Using Locks for Concurrency Control in Indexes

Two-phase locking can also be applied to indexes, where the nodes of an index correspond to disk pages.

Using Locks for Concurrency Control in Indexes

 

Two-phase locking can also be applied to indexes, where the nodes of an index correspond to disk pages. However, holding locks on index pages until the shrinking phase of 2PL could cause an undue amount of transaction blocking because searching an index always starts at the root. Therefore, if a transaction wants to insert a record (write operation), the root would be locked in exclusive mode, so all other conflicting lock requests for the index must wait until the transaction enters its shrinking phase. This blocks all other transactions from accessing the index, so in practice other approaches to locking an index must be used.

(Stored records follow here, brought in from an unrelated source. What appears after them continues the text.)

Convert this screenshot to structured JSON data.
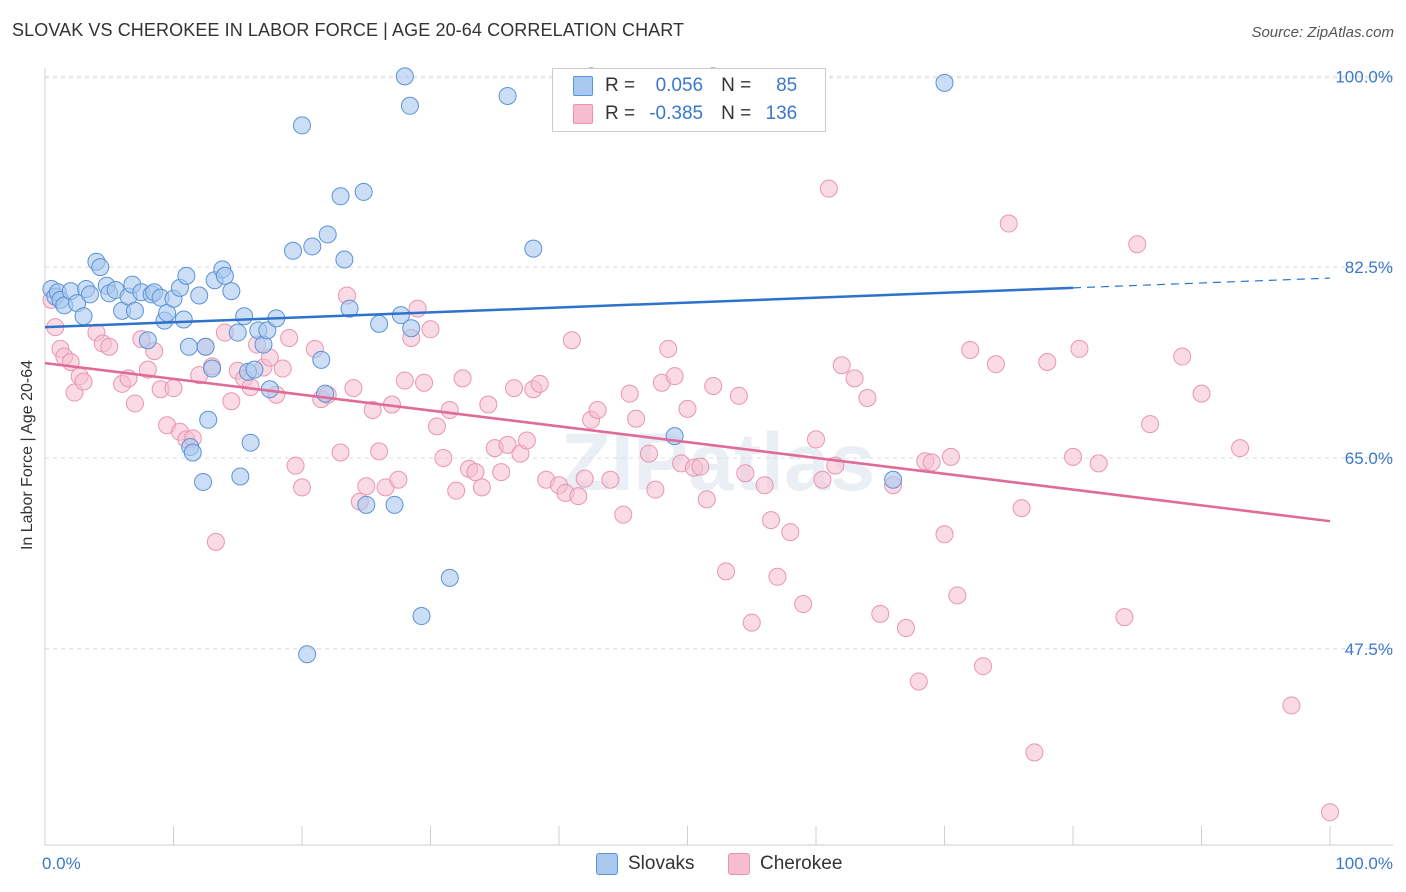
{
  "title": "SLOVAK VS CHEROKEE IN LABOR FORCE | AGE 20-64 CORRELATION CHART",
  "source": "Source: ZipAtlas.com",
  "watermark": "ZIPatlas",
  "colors": {
    "slovaks_fill": "#a8c8ee",
    "slovaks_stroke": "#5b93d6",
    "slovaks_line": "#2f72cc",
    "cherokee_fill": "#f6bdd0",
    "cherokee_stroke": "#e995b2",
    "cherokee_line": "#e06a98",
    "axis_text": "#3a78c9"
  },
  "legend": {
    "r_label": "R =",
    "n_label": "N =",
    "rows": [
      {
        "r": "0.056",
        "n": "85"
      },
      {
        "r": "-0.385",
        "n": "136"
      }
    ]
  },
  "bottom_legend": [
    "Slovaks",
    "Cherokee"
  ],
  "chart_data": {
    "type": "scatter",
    "title": "SLOVAK VS CHEROKEE IN LABOR FORCE | AGE 20-64 CORRELATION CHART",
    "ylabel": "In Labor Force | Age 20-64",
    "xlabel": "",
    "xlim": [
      0,
      100
    ],
    "ylim": [
      29.5,
      101.5
    ],
    "x_tick_labels": [
      "0.0%",
      "100.0%"
    ],
    "y_ticks": [
      47.5,
      65.0,
      82.5,
      100.0
    ],
    "y_tick_labels": [
      "47.5%",
      "65.0%",
      "82.5%",
      "100.0%"
    ],
    "grid": "horizontal dashed",
    "series": [
      {
        "name": "Slovaks",
        "trend": {
          "x0": 0,
          "y0": 77.0,
          "x1": 80,
          "y1": 80.6,
          "dashed_to_x": 100,
          "dashed_to_y": 81.5
        },
        "points": [
          [
            0.5,
            80.5
          ],
          [
            0.8,
            79.8
          ],
          [
            1.0,
            80.2
          ],
          [
            1.2,
            79.5
          ],
          [
            1.5,
            79.0
          ],
          [
            2.0,
            80.3
          ],
          [
            2.5,
            79.2
          ],
          [
            3.0,
            78.0
          ],
          [
            3.2,
            80.5
          ],
          [
            3.5,
            80.0
          ],
          [
            4.0,
            83.0
          ],
          [
            4.3,
            82.5
          ],
          [
            4.8,
            80.8
          ],
          [
            5.0,
            80.1
          ],
          [
            5.5,
            80.4
          ],
          [
            6.0,
            78.5
          ],
          [
            6.5,
            79.8
          ],
          [
            6.8,
            80.9
          ],
          [
            7.0,
            78.5
          ],
          [
            7.5,
            80.2
          ],
          [
            8.0,
            75.8
          ],
          [
            8.3,
            80.0
          ],
          [
            8.5,
            80.2
          ],
          [
            9.0,
            79.7
          ],
          [
            9.3,
            77.6
          ],
          [
            9.5,
            78.3
          ],
          [
            10.0,
            79.6
          ],
          [
            10.5,
            80.6
          ],
          [
            10.8,
            77.7
          ],
          [
            11.0,
            81.7
          ],
          [
            11.2,
            75.2
          ],
          [
            11.3,
            66.0
          ],
          [
            11.5,
            65.5
          ],
          [
            12.0,
            79.9
          ],
          [
            12.3,
            62.8
          ],
          [
            12.5,
            75.2
          ],
          [
            12.7,
            68.5
          ],
          [
            13.0,
            73.2
          ],
          [
            13.2,
            81.3
          ],
          [
            13.8,
            82.3
          ],
          [
            14.0,
            81.7
          ],
          [
            14.5,
            80.3
          ],
          [
            15.0,
            76.5
          ],
          [
            15.2,
            63.3
          ],
          [
            15.5,
            78.0
          ],
          [
            15.8,
            72.9
          ],
          [
            16.0,
            66.4
          ],
          [
            16.3,
            73.1
          ],
          [
            16.6,
            76.7
          ],
          [
            17.0,
            75.4
          ],
          [
            17.3,
            76.7
          ],
          [
            17.5,
            71.3
          ],
          [
            18.0,
            77.8
          ],
          [
            19.3,
            84.0
          ],
          [
            20.0,
            95.5
          ],
          [
            20.4,
            47.0
          ],
          [
            20.8,
            84.4
          ],
          [
            21.5,
            74.0
          ],
          [
            21.8,
            70.9
          ],
          [
            22.0,
            85.5
          ],
          [
            23.0,
            89.0
          ],
          [
            23.3,
            83.2
          ],
          [
            23.7,
            78.7
          ],
          [
            24.8,
            89.4
          ],
          [
            25.0,
            60.7
          ],
          [
            26.0,
            77.3
          ],
          [
            27.2,
            60.7
          ],
          [
            27.7,
            78.1
          ],
          [
            28.0,
            100.0
          ],
          [
            28.4,
            97.3
          ],
          [
            28.5,
            76.9
          ],
          [
            29.3,
            50.5
          ],
          [
            31.5,
            54.0
          ],
          [
            36.0,
            98.2
          ],
          [
            38.0,
            84.2
          ],
          [
            42.5,
            100.0
          ],
          [
            49.0,
            67.0
          ],
          [
            52.0,
            100.0
          ],
          [
            66.0,
            63.0
          ],
          [
            70.0,
            99.4
          ]
        ]
      },
      {
        "name": "Cherokee",
        "trend": {
          "x0": 0,
          "y0": 73.7,
          "x1": 100,
          "y1": 59.2
        },
        "points": [
          [
            0.5,
            79.5
          ],
          [
            0.8,
            77.0
          ],
          [
            1.2,
            75.0
          ],
          [
            1.5,
            74.3
          ],
          [
            2.0,
            73.8
          ],
          [
            2.3,
            71.0
          ],
          [
            2.7,
            72.5
          ],
          [
            3.0,
            72.0
          ],
          [
            4.0,
            76.5
          ],
          [
            4.5,
            75.5
          ],
          [
            5.0,
            75.2
          ],
          [
            6.0,
            71.8
          ],
          [
            6.5,
            72.3
          ],
          [
            7.0,
            70.0
          ],
          [
            7.5,
            75.9
          ],
          [
            8.0,
            73.1
          ],
          [
            8.5,
            74.8
          ],
          [
            9.0,
            71.3
          ],
          [
            9.5,
            68.0
          ],
          [
            10.0,
            71.4
          ],
          [
            10.5,
            67.4
          ],
          [
            11.0,
            66.7
          ],
          [
            11.5,
            66.8
          ],
          [
            12.0,
            72.6
          ],
          [
            12.5,
            75.2
          ],
          [
            13.0,
            73.4
          ],
          [
            13.3,
            57.3
          ],
          [
            14.0,
            76.5
          ],
          [
            14.5,
            70.2
          ],
          [
            15.0,
            73.0
          ],
          [
            15.5,
            72.3
          ],
          [
            16.0,
            71.5
          ],
          [
            16.5,
            75.4
          ],
          [
            17.0,
            73.3
          ],
          [
            17.5,
            74.2
          ],
          [
            18.0,
            70.8
          ],
          [
            18.5,
            73.2
          ],
          [
            19.0,
            76.0
          ],
          [
            19.5,
            64.3
          ],
          [
            20.0,
            62.3
          ],
          [
            21.0,
            75.0
          ],
          [
            21.5,
            70.4
          ],
          [
            22.0,
            70.8
          ],
          [
            23.0,
            65.5
          ],
          [
            23.5,
            79.9
          ],
          [
            24.0,
            71.4
          ],
          [
            24.5,
            61.0
          ],
          [
            25.0,
            62.4
          ],
          [
            25.5,
            69.4
          ],
          [
            26.0,
            65.6
          ],
          [
            26.5,
            62.3
          ],
          [
            27.0,
            69.9
          ],
          [
            27.5,
            63.0
          ],
          [
            28.0,
            72.1
          ],
          [
            28.5,
            76.0
          ],
          [
            29.0,
            78.7
          ],
          [
            29.5,
            71.9
          ],
          [
            30.0,
            76.8
          ],
          [
            30.5,
            67.9
          ],
          [
            31.0,
            65.0
          ],
          [
            31.5,
            69.4
          ],
          [
            32.0,
            62.0
          ],
          [
            32.5,
            72.3
          ],
          [
            33.0,
            64.0
          ],
          [
            33.5,
            63.7
          ],
          [
            34.0,
            62.3
          ],
          [
            34.5,
            69.9
          ],
          [
            35.0,
            65.9
          ],
          [
            35.5,
            63.7
          ],
          [
            36.0,
            66.2
          ],
          [
            36.5,
            71.4
          ],
          [
            37.0,
            65.4
          ],
          [
            37.5,
            66.6
          ],
          [
            38.0,
            71.3
          ],
          [
            38.5,
            71.8
          ],
          [
            39.0,
            63.0
          ],
          [
            40.0,
            62.5
          ],
          [
            40.5,
            61.8
          ],
          [
            41.0,
            75.8
          ],
          [
            41.5,
            61.5
          ],
          [
            42.0,
            63.1
          ],
          [
            42.5,
            68.5
          ],
          [
            43.0,
            69.4
          ],
          [
            44.0,
            63.0
          ],
          [
            45.0,
            59.8
          ],
          [
            45.5,
            70.9
          ],
          [
            46.0,
            68.6
          ],
          [
            47.0,
            65.4
          ],
          [
            47.5,
            62.1
          ],
          [
            48.0,
            71.9
          ],
          [
            48.5,
            75.0
          ],
          [
            49.0,
            72.5
          ],
          [
            49.5,
            64.5
          ],
          [
            50.0,
            69.5
          ],
          [
            50.5,
            64.1
          ],
          [
            51.0,
            64.2
          ],
          [
            51.5,
            61.2
          ],
          [
            52.0,
            71.6
          ],
          [
            53.0,
            54.6
          ],
          [
            54.0,
            70.7
          ],
          [
            54.5,
            63.6
          ],
          [
            55.0,
            49.9
          ],
          [
            56.0,
            62.5
          ],
          [
            56.5,
            59.3
          ],
          [
            57.0,
            54.1
          ],
          [
            58.0,
            58.2
          ],
          [
            59.0,
            51.6
          ],
          [
            60.0,
            66.7
          ],
          [
            60.5,
            63.0
          ],
          [
            61.0,
            89.7
          ],
          [
            61.5,
            64.3
          ],
          [
            62.0,
            73.5
          ],
          [
            63.0,
            72.3
          ],
          [
            64.0,
            70.5
          ],
          [
            65.0,
            50.7
          ],
          [
            66.0,
            62.5
          ],
          [
            67.0,
            49.4
          ],
          [
            68.0,
            44.5
          ],
          [
            68.5,
            64.7
          ],
          [
            69.0,
            64.6
          ],
          [
            70.0,
            58.0
          ],
          [
            70.5,
            65.1
          ],
          [
            71.0,
            52.4
          ],
          [
            72.0,
            74.9
          ],
          [
            73.0,
            45.9
          ],
          [
            74.0,
            73.6
          ],
          [
            75.0,
            86.5
          ],
          [
            76.0,
            60.4
          ],
          [
            77.0,
            38.0
          ],
          [
            78.0,
            73.8
          ],
          [
            80.0,
            65.1
          ],
          [
            80.5,
            75.0
          ],
          [
            82.0,
            64.5
          ],
          [
            84.0,
            50.4
          ],
          [
            85.0,
            84.6
          ],
          [
            86.0,
            68.1
          ],
          [
            88.5,
            74.3
          ],
          [
            90.0,
            70.9
          ],
          [
            93.0,
            65.9
          ],
          [
            97.0,
            42.3
          ],
          [
            100.0,
            32.5
          ]
        ]
      }
    ]
  }
}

The tree structure of the index can be taken advantage of when developing a con-currency control scheme. For example, when an index search (read operation) is being executed, a path in the tree is traversed from the root to a leaf. Once a lower-level node in the path has been accessed, the higher-level nodes in that path will not be used again. So once a read lock on a child node is obtained, the lock on the par-ent can be released. When an insertion is being applied to a leaf node (that is, when a key and a pointer are inserted), then a specific leaf node must be locked in exclusive mode. However, if that node is not full, the insertion will not cause changes to higher-level index nodes, which implies that they need not be locked exclusively.

 

A conservative approach for insertions would be to lock the root node in exclusive mode and then to access the appropriate child node of the root. If the child node is not full, then the lock on the root node can be released. This approach can be applied all the way down the tree to the leaf, which is typically three or four levels from the root. Although exclusive locks are held, they are soon released. An alternative, more optimistic approach would be to request and hold shared locks on the nodes leading to the leaf node, with an exclusive lock on the leaf. If the insertion causes the leaf to split, insertion will propagate to one or more higher-level nodes. Then, the locks on the higher-level nodes can be upgraded to exclusive mode.

 

Another approach to index locking is to use a variant of the B+-tree, called the B-link tree. In a B-link tree, sibling nodes on the same level are linked at every level. This allows shared locks to be used when requesting a page and requires that the lock be released before accessing the child node. For an insert operation, the shared lock on a node would be upgraded to exclusive mode. If a split occurs, the parent node must be relocked in exclusive mode. One complication is for search operations executed concurrently with the update. Suppose that a concurrent update operation follows the same path as the search, and inserts a new entry into the leaf node. Additionally, suppose that the insert causes that leaf node to split. When the insert is done, the search process resumes, following the pointer to the desired leaf, only to find that the key it is looking for is not present because the split has moved that key into a new leaf node, which would be the right sibling of the original leaf node. However, the search process can still succeed if it follows the pointer (link) in the original leaf node to its right sibling, where the desired key has been moved.

 

Handling the deletion case, where two or more nodes from the index tree merge, is also part of the B-link tree concurrency protocol. In this case, locks on the nodes to be merged are held as well as a lock on the parent of the two nodes to be merged.